Un recensement d’initiatives apportant des réponses ou au moins des pistes de travail est proposé. Un regard critique est porté sur l’inflation de nouvelles licences associées à ces modèles d’IA (OpenRAIL Licences, AI2impact licences, Montreal Licences, Kaitiakitanga licences, etc.). Certaines visent à cadrer l’accès aux données d’entrainement pour contrer aux menaces d’extractivisme ou de perte de souveraineté, mais se pose la question de leur véritable application et impact. Cette réflexion amène à se questionner sur les moyens mis en œuvre pour construire et préserver des modèles d’IA ouverts, éthiques et inclusifs en considérant à la fois les aspects sociaux et techniques de cet ensemble.

Conclusion

Les modèles IA ont remis au centre les questions d’ouverture en tant qu’un des piliers forts contre les menaces que font peser une concentration de pouvoir de ces techniques par quelques entreprises. Face à l’intérêt pour des modèles « ouverts x en termes de contraintes réglementaires allégées et argument de vente, les communautés Open Source et plus globalement d’un internet libre et éthique se sont positionnées pour veiller à la mise en œuvre de modèle respectueux des principes et des valeurs qu’elles portent.

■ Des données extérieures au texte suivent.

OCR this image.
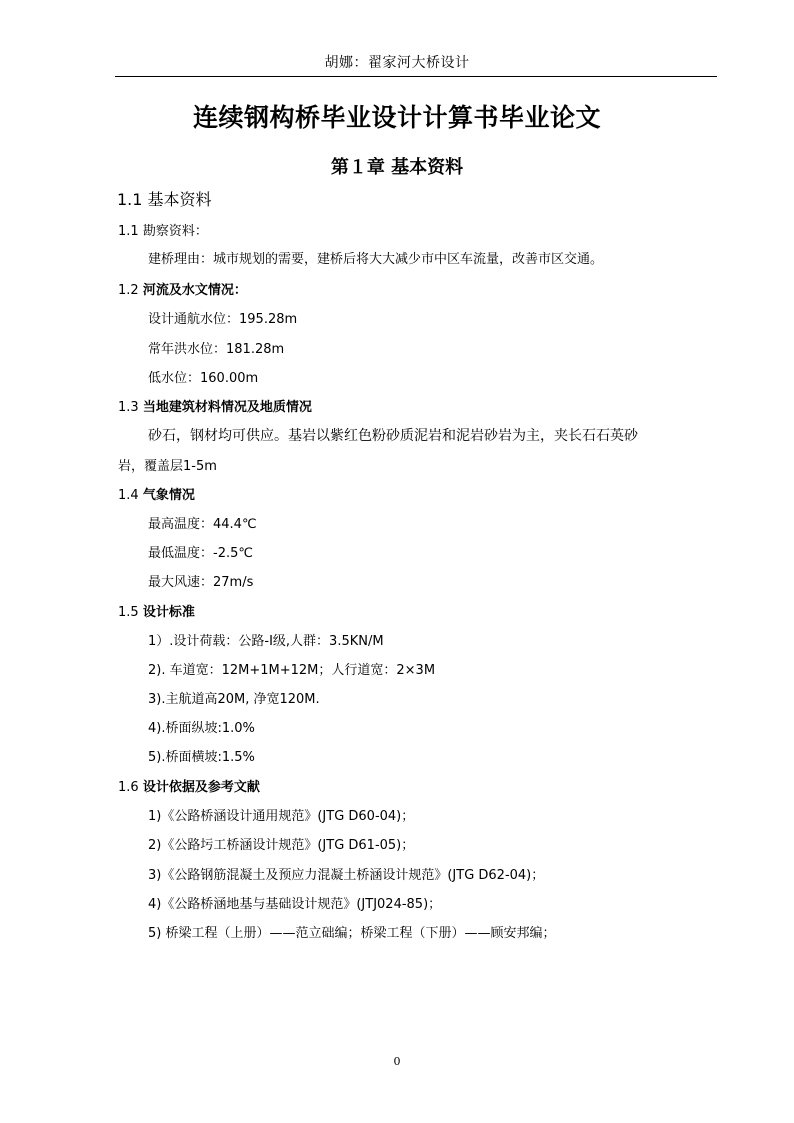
胡娜：翟家河大桥设计
连续钢构桥毕业设计计算书毕业论文
第１章 基本资料
1.1 基本资料
1.1 勘察资料：
建桥理由：城市规划的需要，建桥后将大大减少市中区车流量，改善市区交通。
1.2 河流及水文情况：
设计通航水位：195.28m
常年洪水位：181.28m
低水位：160.00m
1.3 当地建筑材料情况及地质情况
砂石，钢材均可供应。基岩以紫红色粉砂质泥岩和泥岩砂岩为主，夹长石石英砂
岩，覆盖层1-5m
1.4 气象情况
最高温度：44.4℃
最低温度：-2.5℃
最大风速：27m/s
1.5 设计标准
1）.设计荷载：公路-Ⅰ级,人群：3.5KN/M
2). 车道宽：12M+1M+12M；人行道宽：2×3M
3).主航道高20M, 净宽120M.
4).桥面纵坡:1.0%
5).桥面横坡:1.5%
1.6 设计依据及参考文献
1)《公路桥涵设计通用规范》(JTG D60-04)；
2)《公路圬工桥涵设计规范》(JTG D61-05)；
3)《公路钢筋混凝土及预应力混凝土桥涵设计规范》(JTG D62-04)；
4)《公路桥涵地基与基础设计规范》(JTJ024-85)；
5) 桥梁工程（上册）——范立础编；桥梁工程（下册）——顾安邦编；
0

C’est ainsi que l’OSI a proposé un premier jalon avec une première définition suscitant débats et commentaires. La gouvernance des données d’apprentissage est quant à elle été interrogée au prisme des communs numériques.

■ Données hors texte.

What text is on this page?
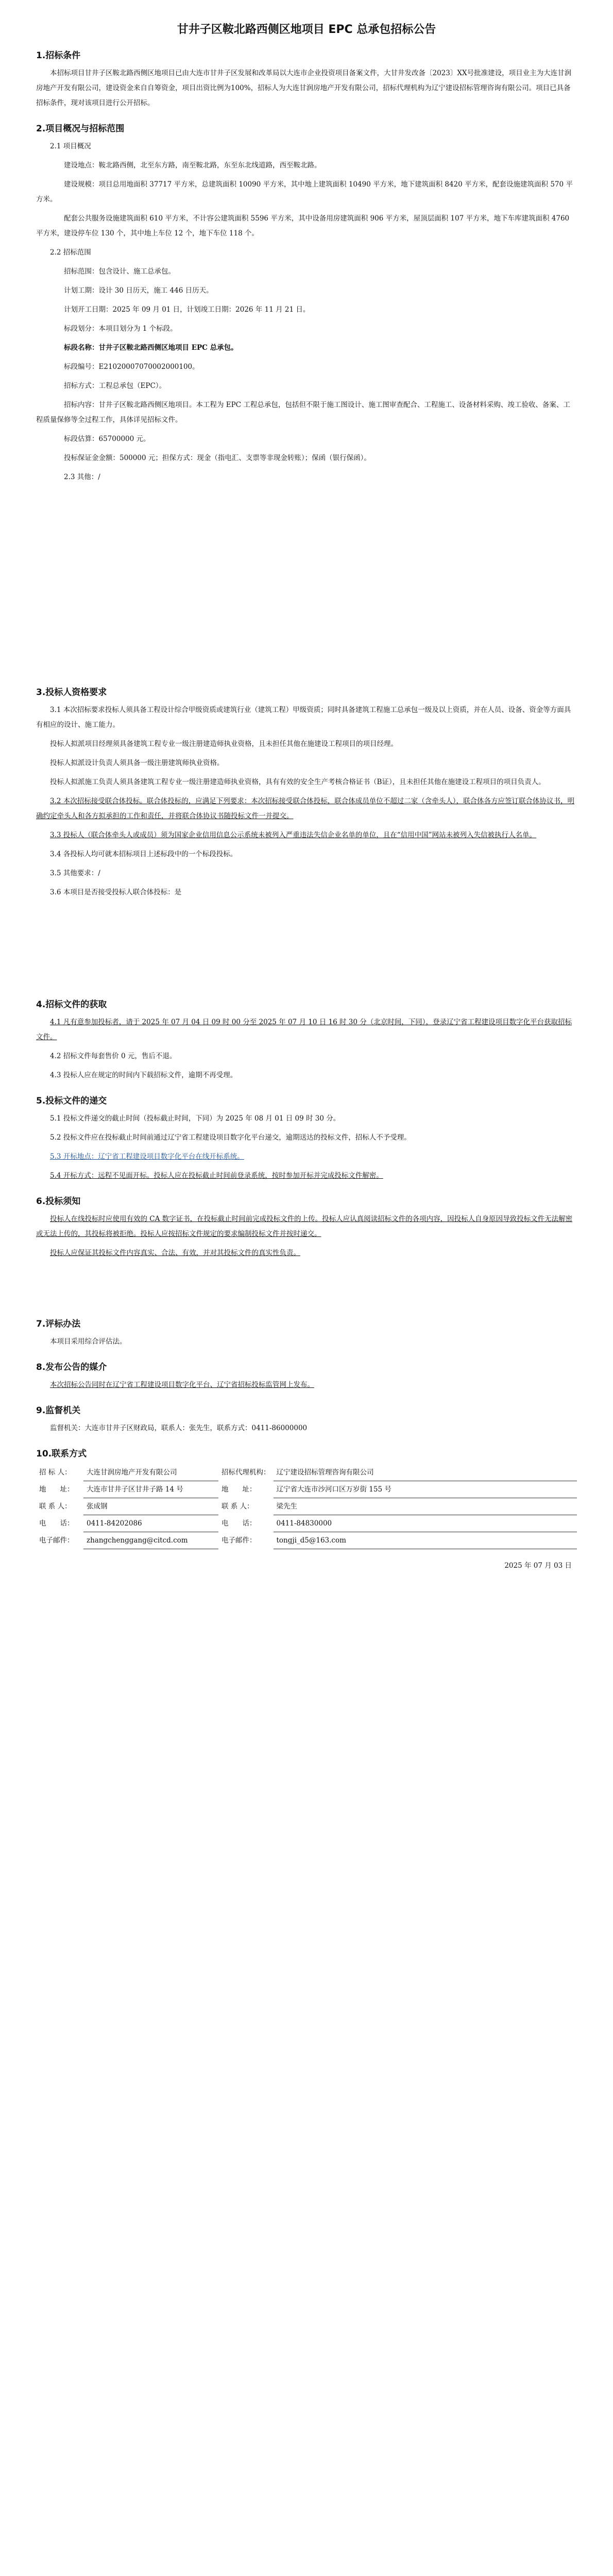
甘井子区鞍北路西侧区地项目 EPC 总承包招标公告
1.招标条件

本招标项目甘井子区鞍北路西侧区地项目已由大连市甘井子区发展和改革局以大连市企业投资项目备案文件，大甘井发改备〔2023〕XX号批准建设，项目业主为大连甘润房地产开发有限公司，建设资金来自自筹资金，项目出资比例为100%，招标人为大连甘润房地产开发有限公司，招标代理机构为辽宁建设招标管理咨询有限公司。项目已具备招标条件，现对该项目进行公开招标。

2.项目概况与招标范围

2.1 项目概况

建设地点：鞍北路西侧，北至东方路，南至鞍北路，东至东北线道路，西至鞍北路。

建设规模：项目总用地面积 37717 平方米，总建筑面积 10090 平方米，其中地上建筑面积 10490 平方米，地下建筑面积 8420 平方米，配套设施建筑面积 570 平方米。

配套公共服务设施建筑面积 610 平方米，不计容公建筑面积 5596 平方米，其中设备用房建筑面积 906 平方米，屋顶层面积 107 平方米，地下车库建筑面积 4760 平方米，建设停车位 130 个，其中地上车位 12 个，地下车位 118 个。

2.2 招标范围

招标范围：包含设计、施工总承包。

计划工期：设计 30 日历天，施工 446 日历天。

计划开工日期：2025 年 09 月 01 日，计划竣工日期：2026 年 11 月 21 日。

标段划分：本项目划分为 1 个标段。

标段名称：甘井子区鞍北路西侧区地项目 EPC 总承包。

标段编号：E21020007070002000100。

招标方式：工程总承包（EPC）。

招标内容：甘井子区鞍北路西侧区地项目。本工程为 EPC 工程总承包，包括但不限于施工图设计、施工图审查配合、工程施工、设备材料采购、竣工验收、备案、工程质量保修等全过程工作，具体详见招标文件。

标段估算：65700000 元。

投标保证金金额：500000 元；担保方式：现金（指电汇、支票等非现金转账）；保函（银行保函）。

2.3 其他：/

3.投标人资格要求

3.1 本次招标要求投标人须具备工程设计综合甲级资质或建筑行业（建筑工程）甲级资质；同时具备建筑工程施工总承包一级及以上资质，并在人员、设备、资金等方面具有相应的设计、施工能力。

投标人拟派项目经理须具备建筑工程专业一级注册建造师执业资格，且未担任其他在施建设工程项目的项目经理。

投标人拟派设计负责人须具备一级注册建筑师执业资格。

投标人拟派施工负责人须具备建筑工程专业一级注册建造师执业资格，具有有效的安全生产考核合格证书（B证），且未担任其他在施建设工程项目的项目负责人。

3.2 本次招标接受联合体投标。联合体投标的，应满足下列要求：本次招标接受联合体投标，联合体成员单位不超过二家（含牵头人），联合体各方应签订联合体协议书，明确约定牵头人和各方拟承担的工作和责任，并将联合体协议书随投标文件一并提交。

3.3 投标人（联合体牵头人或成员）须为国家企业信用信息公示系统未被列入严重违法失信企业名单的单位，且在“信用中国”网站未被列入失信被执行人名单。

3.4 各投标人均可就本招标项目上述标段中的一个标段投标。

3.5 其他要求：/

3.6 本项目是否接受投标人联合体投标：是

4.招标文件的获取

4.1 凡有意参加投标者，请于 2025 年 07 月 04 日 09 时 00 分至 2025 年 07 月 10 日 16 时 30 分（北京时间，下同），登录辽宁省工程建设项目数字化平台获取招标文件。

4.2 招标文件每套售价 0 元，售后不退。

4.3 投标人应在规定的时间内下载招标文件，逾期不再受理。

5.投标文件的递交

5.1 投标文件递交的截止时间（投标截止时间，下同）为 2025 年 08 月 01 日 09 时 30 分。

5.2 投标文件应在投标截止时间前通过辽宁省工程建设项目数字化平台递交，逾期送达的投标文件，招标人不予受理。

5.3 开标地点：辽宁省工程建设项目数字化平台在线开标系统。

5.4 开标方式：远程不见面开标。投标人应在投标截止时间前登录系统，按时参加开标并完成投标文件解密。

6.投标须知

投标人在线投标时应使用有效的 CA 数字证书，在投标截止时间前完成投标文件的上传。投标人应认真阅读招标文件的各项内容，因投标人自身原因导致投标文件无法解密或无法上传的，其投标将被拒绝。投标人应按招标文件规定的要求编制投标文件并按时递交。

投标人应保证其投标文件内容真实、合法、有效，并对其投标文件的真实性负责。

7.评标办法

本项目采用综合评估法。

8.发布公告的媒介

本次招标公告同时在辽宁省工程建设项目数字化平台、辽宁省招标投标监管网上发布。

9.监督机关

监督机关：大连市甘井子区财政局，联系人：张先生，联系方式：0411-86000000

10.联系方式
招 标 人：	大连甘润房地产开发有限公司	招标代理机构：	辽宁建设招标管理咨询有限公司
地　　址：	大连市甘井子区甘井子路 14 号	地　　址：	辽宁省大连市沙河口区万岁街 155 号
联 系 人：	张成钢	联 系 人：	梁先生
电　　话：	0411-84202086	电　　话：	0411-84830000
电子邮件：	zhangchenggang@citcd.com	电子邮件：	tongji_d5@163.com
2025 年 07 月 03 日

Le déploiement commercial de modèle d’IA et l’usage massif de ces derniers (notamment des LLMs) amènent à se réinterroger sur les gardes fous nécessaires aux respects des libertés des internautes. Dans l’Open Source, le levier central employé est la propriété intellectuelle de façon à organiser la diffusion de la ressource et sa maintenance.

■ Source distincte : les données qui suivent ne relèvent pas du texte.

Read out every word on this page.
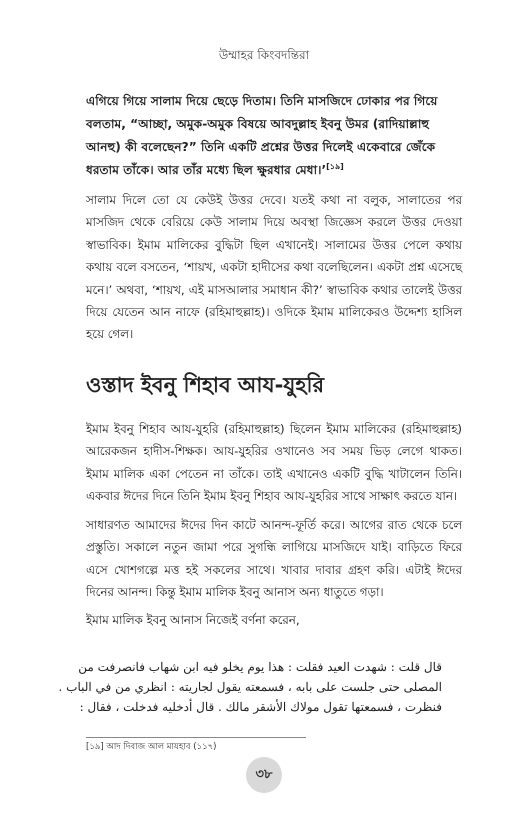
উম্মাহর কিংবদন্তিরা

এগিয়ে গিয়ে সালাম দিয়ে ছেড়ে দিতাম। তিনি মাসজিদে ঢোকার পর গিয়ে

বলতাম, “আচ্ছা, অমুক-অমুক বিষয়ে আবদুল্লাহ ইবনু উমর (রাদিয়াল্লাহু

আনহু) কী বলেছেন?” তিনি একটি প্রশ্নের উত্তর দিলেই একেবারে জেঁকে

ধরতাম তাঁকে। আর তাঁর মধ্যে ছিল ক্ষুরধার মেধা।’[১৯]

সালাম দিলে তো যে কেউই উত্তর দেবে। যতই কথা না বলুক, সালাতের পর মাসজিদ থেকে বেরিয়ে কেউ সালাম দিয়ে অবস্থা জিজ্ঞেস করলে উত্তর দেওয়া স্বাভাবিক। ইমাম মালিকের বুদ্ধিটা ছিল এখানেই। সালামের উত্তর পেলে কথায় কথায় বলে বসতেন, ‘শায়খ, একটা হাদীসের কথা বলেছিলেন। একটা প্রশ্ন এসেছে মনে।’ অথবা, ‘শায়খ, এই মাসআলার সমাধান কী?’ স্বাভাবিক কথার তালেই উত্তর দিয়ে যেতেন আন নাফে (রহিমাহুল্লাহ)। ওদিকে ইমাম মালিকেরও উদ্দেশ্য হাসিল হয়ে গেল।

ওস্তাদ ইবনু শিহাব আয-যুহরি

ইমাম ইবনু শিহাব আয-যুহরি (রহিমাহুল্লাহ) ছিলেন ইমাম মালিকের (রহিমাহুল্লাহ) আরেকজন হাদীস-শিক্ষক। আয-যুহরির ওখানেও সব সময় ভিড় লেগে থাকত। ইমাম মালিক একা পেতেন না তাঁকে। তাই এখানেও একটি বুদ্ধি খাটালেন তিনি। একবার ঈদের দিনে তিনি ইমাম ইবনু শিহাব আয-যুহরির সাথে সাক্ষাৎ করতে যান।

সাধারণত আমাদের ঈদের দিন কাটে আনন্দ-ফূর্তি করে। আগের রাত থেকে চলে প্রস্তুতি। সকালে নতুন জামা পরে সুগন্ধি লাগিয়ে মাসজিদে যাই। বাড়িতে ফিরে এসে খোশগল্পে মত্ত হই সকলের সাথে। খাবার দাবার গ্রহণ করি। এটাই ঈদের দিনের আনন্দ। কিন্তু ইমাম মালিক ইবনু আনাস অন্য ধাতুতে গড়া।

ইমাম মালিক ইবনু আনাস নিজেই বর্ণনা করেন,

قال قلت : شهدت العيد فقلت : هذا يوم يخلو فيه ابن شهاب فانصرفت من
المصلى حتى جلست على بابه ، فسمعته يقول لجاريته : انظري من في الباب .
فنظرت ، فسمعتها تقول مولاك الأشقر مالك . قال أدخليه فدخلت ، فقال :
[১৯] আদ দিবাজ আল মাযহাব (১১৭)
৩৮
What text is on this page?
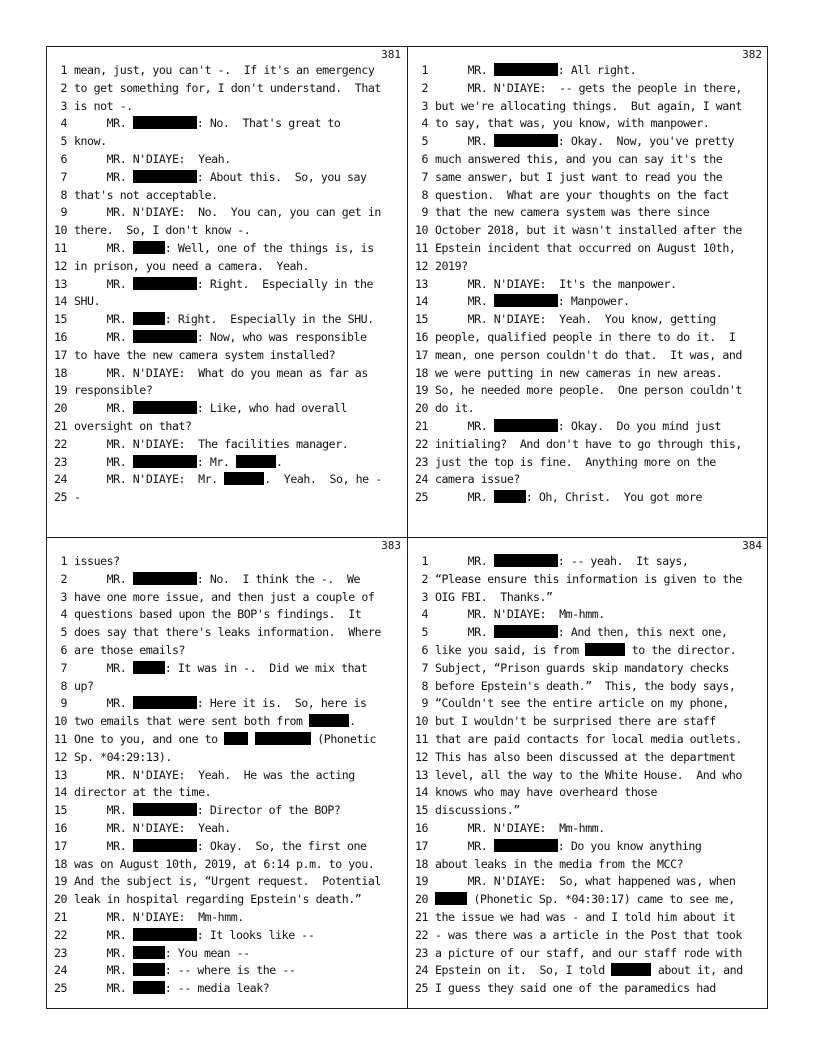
381
1 mean, just, you can't -.  If it's an emergency
2 to get something for, I don't understand.  That
3 is not -.
4 MR.	: No.  That's great to
5 know.
6 MR. N'DIAYE:  Yeah.
7 MR.	: About this.  So, you say
8 that's not acceptable.
9 MR. N'DIAYE:  No.  You can, you can get in
10 there.  So, I don't know -.
11 MR.	: Well, one of the things is, is
12 in prison, you need a camera.  Yeah.
13 MR.	: Right.  Especially in the
14 SHU.
15 MR.	: Right.  Especially in the SHU.
16 MR.	: Now, who was responsible
17 to have the new camera system installed?
18 MR. N'DIAYE:  What do you mean as far as
19 responsible?
20 MR.	: Like, who had overall
21 oversight on that?
22 MR. N'DIAYE:  The facilities manager.
23 MR.	: Mr.	.
24 MR. N'DIAYE:  Mr.	.  Yeah.  So, he -
25 -
382
1 MR.	: All right.
2 MR. N'DIAYE:  -- gets the people in there,
3 but we're allocating things.  But again, I want
4 to say, that was, you know, with manpower.
5 MR.	: Okay.  Now, you've pretty
6 much answered this, and you can say it's the
7 same answer, but I just want to read you the
8 question.  What are your thoughts on the fact
9 that the new camera system was there since
10 October 2018, but it wasn't installed after the
11 Epstein incident that occurred on August 10th,
12 2019?
13 MR. N'DIAYE:  It's the manpower.
14 MR.	: Manpower.
15 MR. N'DIAYE:  Yeah.  You know, getting
16 people, qualified people in there to do it.  I
17 mean, one person couldn't do that.  It was, and
18 we were putting in new cameras in new areas.
19 So, he needed more people.  One person couldn't
20 do it.
21 MR.	: Okay.  Do you mind just
22 initialing?  And don't have to go through this,
23 just the top is fine.  Anything more on the
24 camera issue?
25 MR.	: Oh, Christ.  You got more
383
1 issues?
2 MR.	: No.  I think the -.  We
3 have one more issue, and then just a couple of
4 questions based upon the BOP's findings.  It
5 does say that there's leaks information.  Where
6 are those emails?
7 MR.	: It was in -.  Did we mix that
8 up?
9 MR.	: Here it is.  So, here is
10 two emails that were sent both from	.
11 One to you, and one to	(Phonetic
12 Sp. *04:29:13).
13 MR. N'DIAYE:  Yeah.  He was the acting
14 director at the time.
15 MR.	: Director of the BOP?
16 MR. N'DIAYE:  Yeah.
17 MR.	: Okay.  So, the first one
18 was on August 10th, 2019, at 6:14 p.m. to you.
19 And the subject is, “Urgent request.  Potential
20 leak in hospital regarding Epstein's death.”
21 MR. N'DIAYE:  Mm-hmm.
22 MR.	: It looks like --
23 MR.	: You mean --
24 MR.	: -- where is the --
25 MR.	: -- media leak?
384
1 MR.	: -- yeah.  It says,
2 “Please ensure this information is given to the
3 OIG FBI.  Thanks.”
4 MR. N'DIAYE:  Mm-hmm.
5 MR.	: And then, this next one,
6 like you said, is from	to the director.
7 Subject, “Prison guards skip mandatory checks
8 before Epstein's death.”  This, the body says,
9 “Couldn't see the entire article on my phone,
10 but I wouldn't be surprised there are staff
11 that are paid contacts for local media outlets.
12 This has also been discussed at the department
13 level, all the way to the White House.  And who
14 knows who may have overheard those
15 discussions.”
16 MR. N'DIAYE:  Mm-hmm.
17 MR.	: Do you know anything
18 about leaks in the media from the MCC?
19 MR. N'DIAYE:  So, what happened was, when
20	(Phonetic Sp. *04:30:17) came to see me,
21 the issue we had was - and I told him about it
22 - was there was a article in the Post that took
23 a picture of our staff, and our staff rode with
24 Epstein on it.  So, I told	about it, and
25 I guess they said one of the paramedics had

Aujourd’hui, l’IA vient modifier cet aspect en mettant un coup de projecteur sur les communautés prenant soin de ces briques Open Source. Avec l’automatisation même des tâches de développement par l’IA, la communauté et la gouvernance mise en place vont jouer un rôle majeur. Les réflexions sur des approches en communs autour des données d’entrainement des modèles d’IA soulignent l’importance de considérer les écosystèmes garantissant la confiance en ces modèles d’IA. Ces écosystèmes peuvent se bâtir aussi bien sur la base d’outils de propriété intellectuelle centrés sur les ressources à l’image des licences libres et de libre diffusion déjà existantes ainsi que sur un ensemble de dispositifs supplémentaires sécurisant les communautés et les relations collaboratives qui les unissent.

Notes de bas de page

  1. « Free and open-source AI components covers the software and data, including models and general purpose AI models, tools, services or processes of an AI system ».Recital 60i:
  2. « The providers of general purpose AI models that are released under a free and open source license, and whose parameters, including the weights, the information on the model architecture, and the information on model usage, are made publicly available should be subject to exceptions« . Recital 60f:
  3. GPT2 en 2019 avait partagé les poids de son modèle, c’est-à-dire l’ensemble des paramètres qui sont employés pour entrainer le modèle. https://github.com/openai/gpt-2
  4. Quelques exemples d’initiatives : the Digital Public Goods Alliance’s standard for AI as a digital public good, the Linux Foundation’s Model Openness Framework (MOF), the Mozilla’s Convening on openness in Artificial Intelligence.